When something as obscure as the bond market has entered public language, you know that something big has happened.
The spread indicates the cost of a country's borrowing: every percentage-point increase translates into a bill that can be billions of euros. It tips a hugely indebted, struggling economy that bit closer to bankruptcy - unless a government musters the resolve to cut welfare programmes, reduce bureaucratic payrolls or increase taxes.
This year the spread became the force that shaped Europe's political landscape. It destroyed the careers of several leaders and made the European Union tremble like a serf in the presence of a mediaeval baron.
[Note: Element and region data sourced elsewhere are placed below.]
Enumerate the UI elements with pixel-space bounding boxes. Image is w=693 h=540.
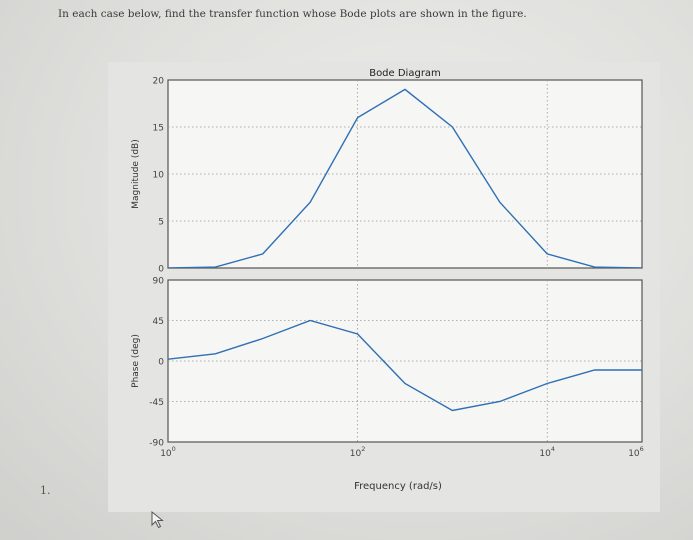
- y-axis-label: Magnitude (dB): [131, 139, 141, 208]
- y-tick-label: -45: [149, 398, 164, 408]
- y-tick-label: 15: [153, 124, 164, 134]
- mouse-pointer-icon: [151, 510, 164, 529]
- phase-subplot: -90 -45 0 45 90 Phase (deg): [131, 277, 643, 449]
- instruction-text: In each case below, find the transfer fu…: [58, 8, 527, 20]
- y-tick-label: -90: [149, 439, 164, 449]
- problem-number: 1.: [40, 484, 51, 497]
- x-axis-label: Frequency (rad/s): [354, 481, 442, 492]
- y-tick-label: 0: [158, 265, 164, 275]
- y-tick-label: 45: [153, 317, 164, 327]
- x-tick-label: 100: [160, 445, 176, 459]
- y-tick-label: 90: [153, 277, 165, 287]
- chart-title: Bode Diagram: [369, 68, 441, 79]
- y-axis-label: Phase (deg): [131, 334, 141, 388]
- y-tick-label: 5: [158, 218, 164, 228]
- x-tick-label: 104: [539, 445, 555, 459]
- series-line: [168, 319, 642, 412]
- x-tick-label: 102: [350, 445, 366, 459]
- y-tick-label: 20: [153, 77, 165, 87]
- series-line: [168, 88, 642, 268]
- y-tick-label: 0: [158, 358, 164, 368]
- y-tick-label: 10: [153, 171, 165, 181]
- magnitude-subplot: 0 5 10 15 20 Magnitude (dB): [131, 77, 643, 275]
- x-tick-label: 106: [628, 445, 644, 459]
In Italy, it wrecked the career of Prime Minister Silvio Berlusconi, who had happily ridden out any number of votes in Parliament and scandals involving financial sleaze, corruption and "bunga bunga" sex parties.
It ended the ambitions of seven-year Spanish Prime Minister Jose Luis Rodriguez Zapatero and his Irish counterpart, Brian Cowen, and could well skewer French President Nicolas Sarkozy. He has vowed to defend his country's so-called AAA credit rating, which guarantees the lowest spread. The triple A now faces a downgrade ahead of elections next April and May.
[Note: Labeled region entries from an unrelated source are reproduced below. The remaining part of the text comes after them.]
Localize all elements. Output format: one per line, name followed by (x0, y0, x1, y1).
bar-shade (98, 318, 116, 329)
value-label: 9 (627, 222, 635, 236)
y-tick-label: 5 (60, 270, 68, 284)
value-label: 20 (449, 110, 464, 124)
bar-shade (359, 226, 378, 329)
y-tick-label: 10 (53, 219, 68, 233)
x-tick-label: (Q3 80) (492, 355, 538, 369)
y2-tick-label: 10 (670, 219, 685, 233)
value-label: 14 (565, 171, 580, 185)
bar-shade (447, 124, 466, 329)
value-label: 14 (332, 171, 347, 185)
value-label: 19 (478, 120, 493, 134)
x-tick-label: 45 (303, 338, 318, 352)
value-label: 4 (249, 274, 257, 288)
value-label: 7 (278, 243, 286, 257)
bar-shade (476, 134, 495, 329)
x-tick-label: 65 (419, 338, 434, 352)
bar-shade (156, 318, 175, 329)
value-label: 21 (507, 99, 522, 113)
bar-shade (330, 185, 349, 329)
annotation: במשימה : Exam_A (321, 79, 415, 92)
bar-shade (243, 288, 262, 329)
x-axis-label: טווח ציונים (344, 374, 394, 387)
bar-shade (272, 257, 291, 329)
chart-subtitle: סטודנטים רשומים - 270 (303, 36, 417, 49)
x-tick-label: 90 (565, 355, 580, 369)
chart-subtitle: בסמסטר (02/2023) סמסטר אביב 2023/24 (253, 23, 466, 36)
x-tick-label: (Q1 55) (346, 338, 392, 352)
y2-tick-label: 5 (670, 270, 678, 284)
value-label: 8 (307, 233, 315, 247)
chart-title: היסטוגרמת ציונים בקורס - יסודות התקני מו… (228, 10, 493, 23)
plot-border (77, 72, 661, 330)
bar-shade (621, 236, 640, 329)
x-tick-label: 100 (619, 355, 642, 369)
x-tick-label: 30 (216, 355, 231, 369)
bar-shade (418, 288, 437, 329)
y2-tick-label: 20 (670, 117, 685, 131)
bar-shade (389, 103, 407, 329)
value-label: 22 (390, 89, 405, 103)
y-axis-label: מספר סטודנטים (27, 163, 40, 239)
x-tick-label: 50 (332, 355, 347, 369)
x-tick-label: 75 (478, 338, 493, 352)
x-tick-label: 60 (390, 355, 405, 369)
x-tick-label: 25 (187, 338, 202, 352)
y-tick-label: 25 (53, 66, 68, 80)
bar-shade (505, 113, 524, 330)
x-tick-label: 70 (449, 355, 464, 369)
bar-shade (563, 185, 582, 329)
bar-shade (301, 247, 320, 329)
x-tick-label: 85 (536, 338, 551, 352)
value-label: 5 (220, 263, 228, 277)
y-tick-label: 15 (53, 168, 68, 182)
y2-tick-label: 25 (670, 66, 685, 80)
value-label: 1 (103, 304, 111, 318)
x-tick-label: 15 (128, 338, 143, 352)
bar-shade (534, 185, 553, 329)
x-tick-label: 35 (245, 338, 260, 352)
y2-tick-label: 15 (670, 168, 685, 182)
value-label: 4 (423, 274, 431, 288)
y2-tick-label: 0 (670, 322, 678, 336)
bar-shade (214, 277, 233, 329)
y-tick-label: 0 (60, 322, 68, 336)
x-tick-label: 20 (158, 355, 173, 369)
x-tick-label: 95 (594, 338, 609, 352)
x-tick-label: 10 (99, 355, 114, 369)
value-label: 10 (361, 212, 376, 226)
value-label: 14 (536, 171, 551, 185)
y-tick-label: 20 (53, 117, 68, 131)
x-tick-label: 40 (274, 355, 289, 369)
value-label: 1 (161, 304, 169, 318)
"Financial markets and the governments of advanced economies around the world are inextricably tied together in an unbreakable marriage. The two sides need each other," noted Douglas Elliott, an expert on financial policy at the Brookings Institution.
"Governments borrow huge sums of money and, for its part, the financial system requires a large base of safe, liquid assets to function efficiently. In some times and places, however, that marriage is very troubled. Right now, the eurozone is a prime example.
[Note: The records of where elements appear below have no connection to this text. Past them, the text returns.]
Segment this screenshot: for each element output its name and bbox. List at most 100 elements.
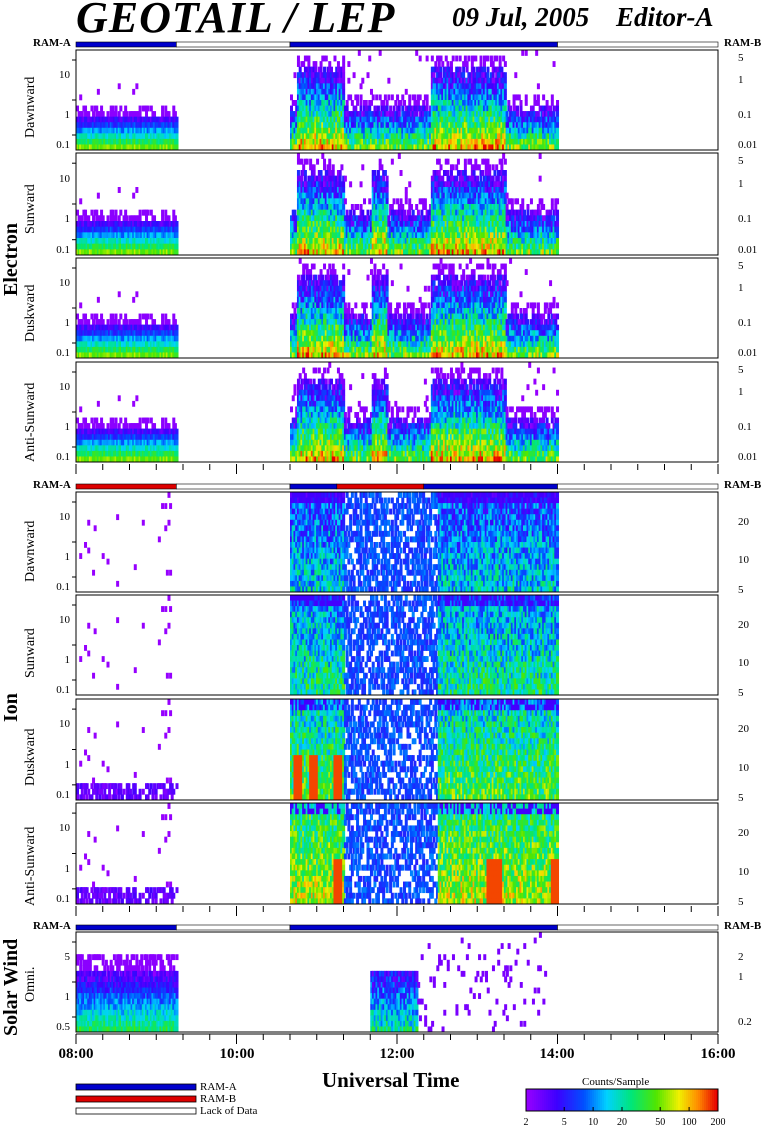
panel-label-ion-dawnward: Dawnward [23, 521, 39, 582]
y-tick-right-electron-2-1: 1 [738, 282, 744, 294]
y-tick-right-ion-1-1: 10 [738, 657, 749, 669]
legend-swatch-lack-of-data [76, 1108, 196, 1114]
y-tick-right-ion-0-1: 10 [738, 554, 749, 566]
panel-label-electron-anti-sunward: Anti-Sunward [23, 383, 39, 462]
y-tick-left-ion-0-0: 10 [59, 511, 70, 523]
x-tick-1200: 12:00 [380, 1046, 415, 1063]
ram-bar-ion-seg-4 [424, 484, 558, 489]
y-tick-left-ion-2-0: 10 [59, 718, 70, 730]
ram-bar-ion-seg-1 [176, 484, 290, 489]
figure-editor: Editor-A [616, 2, 714, 33]
y-tick-left-electron-0-2: 0.1 [56, 139, 70, 151]
y-tick-right-ion-1-2: 5 [738, 687, 744, 699]
colorbar-tick-5: 5 [562, 1117, 567, 1128]
ram-label-left-ion: RAM-A [33, 479, 71, 491]
y-tick-right-electron-1-1: 1 [738, 178, 744, 190]
x-tick-1000: 10:00 [220, 1046, 255, 1063]
colorbar-tick-2: 2 [524, 1117, 529, 1128]
panel-ion-sunward [72, 595, 718, 695]
group-label-solar-wind: Solar Wind [0, 939, 23, 1036]
y-tick-left-ion-1-1: 1 [65, 654, 71, 666]
panel-ion-anti-sunward [72, 803, 718, 904]
y-tick-right-solar-wind-0-0: 2 [738, 951, 744, 963]
panel-electron-sunward [72, 153, 718, 255]
y-tick-right-electron-3-2: 0.1 [738, 421, 752, 433]
legend [76, 1084, 196, 1114]
y-tick-right-ion-1-0: 20 [738, 619, 749, 631]
y-tick-right-electron-2-0: 5 [738, 260, 744, 272]
y-tick-right-ion-0-0: 20 [738, 516, 749, 528]
y-tick-left-electron-2-0: 10 [59, 277, 70, 289]
colorbar-tick-100: 100 [682, 1117, 697, 1128]
y-tick-right-ion-3-2: 5 [738, 896, 744, 908]
panel-label-ion-anti-sunward: Anti-Sunward [23, 827, 39, 906]
panel-label-electron-duskward: Duskward [23, 284, 39, 342]
y-tick-left-ion-3-2: 0.1 [56, 893, 70, 905]
y-tick-left-ion-0-2: 0.1 [56, 581, 70, 593]
ram-label-right-ion: RAM-B [724, 479, 761, 491]
x-tick-1600: 16:00 [701, 1046, 736, 1063]
y-tick-right-electron-1-0: 5 [738, 155, 744, 167]
ram-bar-solar-wind-seg-3 [558, 925, 719, 930]
colorbar-tick-200: 200 [711, 1117, 726, 1128]
panel-label-ion-duskward: Duskward [23, 728, 39, 786]
y-tick-right-ion-3-0: 20 [738, 827, 749, 839]
ram-label-right-solar-wind: RAM-B [724, 920, 761, 932]
figure-date: 09 Jul, 2005 [452, 2, 589, 33]
y-tick-right-solar-wind-0-2: 0.2 [738, 1016, 752, 1028]
x-tick-1400: 14:00 [540, 1046, 575, 1063]
y-tick-left-ion-2-2: 0.1 [56, 789, 70, 801]
ram-bar-ion-seg-5 [558, 484, 719, 489]
x-tick-0800: 08:00 [59, 1046, 94, 1063]
y-tick-left-ion-0-1: 1 [65, 551, 71, 563]
y-tick-right-electron-1-2: 0.1 [738, 213, 752, 225]
group-label-electron: Electron [0, 223, 23, 296]
ram-bar-solar-wind-seg-1 [176, 925, 290, 930]
colorbar-tick-50: 50 [655, 1117, 665, 1128]
y-tick-right-solar-wind-0-1: 1 [738, 971, 744, 983]
y-tick-left-electron-0-1: 1 [65, 109, 71, 121]
y-tick-right-electron-3-1: 1 [738, 386, 744, 398]
figure-title: GEOTAIL / LEP [76, 0, 395, 43]
y-tick-left-electron-1-2: 0.1 [56, 244, 70, 256]
ram-bar-solar-wind [76, 925, 718, 930]
panel-label-ion-sunward: Sunward [23, 628, 39, 678]
ram-label-right-electron: RAM-B [724, 37, 761, 49]
y-tick-right-electron-2-3: 0.01 [738, 347, 757, 359]
legend-label-lack-of-data: Lack of Data [200, 1105, 257, 1117]
y-tick-left-electron-2-1: 1 [65, 317, 71, 329]
y-tick-right-ion-2-0: 20 [738, 723, 749, 735]
ram-bar-solar-wind-seg-0 [76, 925, 176, 930]
y-tick-left-solar-wind-0-1: 1 [65, 991, 71, 1003]
y-tick-left-ion-3-0: 10 [59, 822, 70, 834]
x-axis-label: Universal Time [322, 1068, 459, 1093]
panel-label-solar-wind-omni: Omni. [23, 967, 39, 1002]
ram-bar-ion-seg-2 [290, 484, 337, 489]
y-tick-right-ion-0-2: 5 [738, 584, 744, 596]
y-tick-right-electron-0-3: 0.01 [738, 139, 757, 151]
panel-electron-anti-sunward [72, 362, 718, 462]
legend-swatch-ram-a [76, 1084, 196, 1090]
y-tick-left-ion-1-2: 0.1 [56, 684, 70, 696]
x-tick-marks-1 [76, 906, 718, 916]
ram-bar-ion [76, 484, 718, 489]
y-tick-left-ion-3-1: 1 [65, 863, 71, 875]
y-tick-left-electron-1-0: 10 [59, 173, 70, 185]
ram-bar-ion-seg-3 [337, 484, 424, 489]
y-tick-right-ion-2-2: 5 [738, 792, 744, 804]
panel-ion-duskward [72, 699, 718, 800]
y-tick-left-ion-2-1: 1 [65, 759, 71, 771]
colorbar-tick-10: 10 [588, 1117, 598, 1128]
y-tick-left-solar-wind-0-2: 0.5 [56, 1021, 70, 1033]
y-tick-right-electron-3-0: 5 [738, 364, 744, 376]
y-tick-left-electron-0-0: 10 [59, 69, 70, 81]
panel-solar-wind-omni- [72, 932, 718, 1032]
y-tick-right-electron-0-1: 1 [738, 74, 744, 86]
ram-label-left-electron: RAM-A [33, 37, 71, 49]
colorbar-tick-20: 20 [617, 1117, 627, 1128]
ram-bar-electron-seg-3 [558, 42, 719, 47]
colorbar-title: Counts/Sample [582, 1076, 649, 1088]
y-tick-right-electron-3-3: 0.01 [738, 451, 757, 463]
panel-electron-duskward [72, 258, 718, 358]
legend-label-ram-b: RAM-B [200, 1093, 236, 1105]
"The financial markets do not seem to understand or trust the governments and those sentiments are returned by many policymakers, including key ones."
The cruellest humiliation has been reserved for European governance.
At the start of this year, the EU exuded the sunny confidence that it could fix Greece's sovereign debt crisis and save European banks from the storm. But as the months passed, this self-belief melted away. Again and again, measures to shore up Greece and provide a bailout fund for other sickly economies were faulted by the markets as too puny and too slow.
By this month, the mood turned to near panic. The very future of the euro, the hallmark of European integration, seemed to be at stake. Behind the scenes, nightmarish scenarios were debated. One rumour was that European countries were mulling how to swiftly reprint their national currencies. The euro had been cherished as a jewel after it was created under the Maastricht Treaty of 1991.
But what became apparent 20 years afterwards was a terrible flaw at its heart: the euro is a currency union, but not a fiscal union. In short, countries pool their currency but retain control over their own spending, for national budgets remain a jealously guarded area of sovereignty. As a result, countries with rickety governments such as Greece, Italy, Spain and Portugal have been able to gorge on low-interest loans and scoff at the flimsy rules supposed to stop excess borrowing.
Some European banks have lent so extensively to these economies that they, too, could go bust if these borrowers default. The latest EU rescue bid seeks at last to address this fundamental risk of contagion. This month 26 of the 27 European leaders decided to back a Franco-German plan for a "new fiscal compact" with tighter budget policing.
The first EU summit to discuss the plan will take place on January 30, with Britain as observer. How many summits this quest will need - and even the precise destination - is unclear. The debate will be coloured by pro-nationalists, who will fight against closer integration, and by pro-democrats, who will worry that a hastily assembled package will lack transparency and accountability.
In other words, the process will be lumbering at a time when the spread requires governments to move with agility. Integrationists are fond of arguing that Europe only progresses through crisis. Next year will see that belief tested to the core.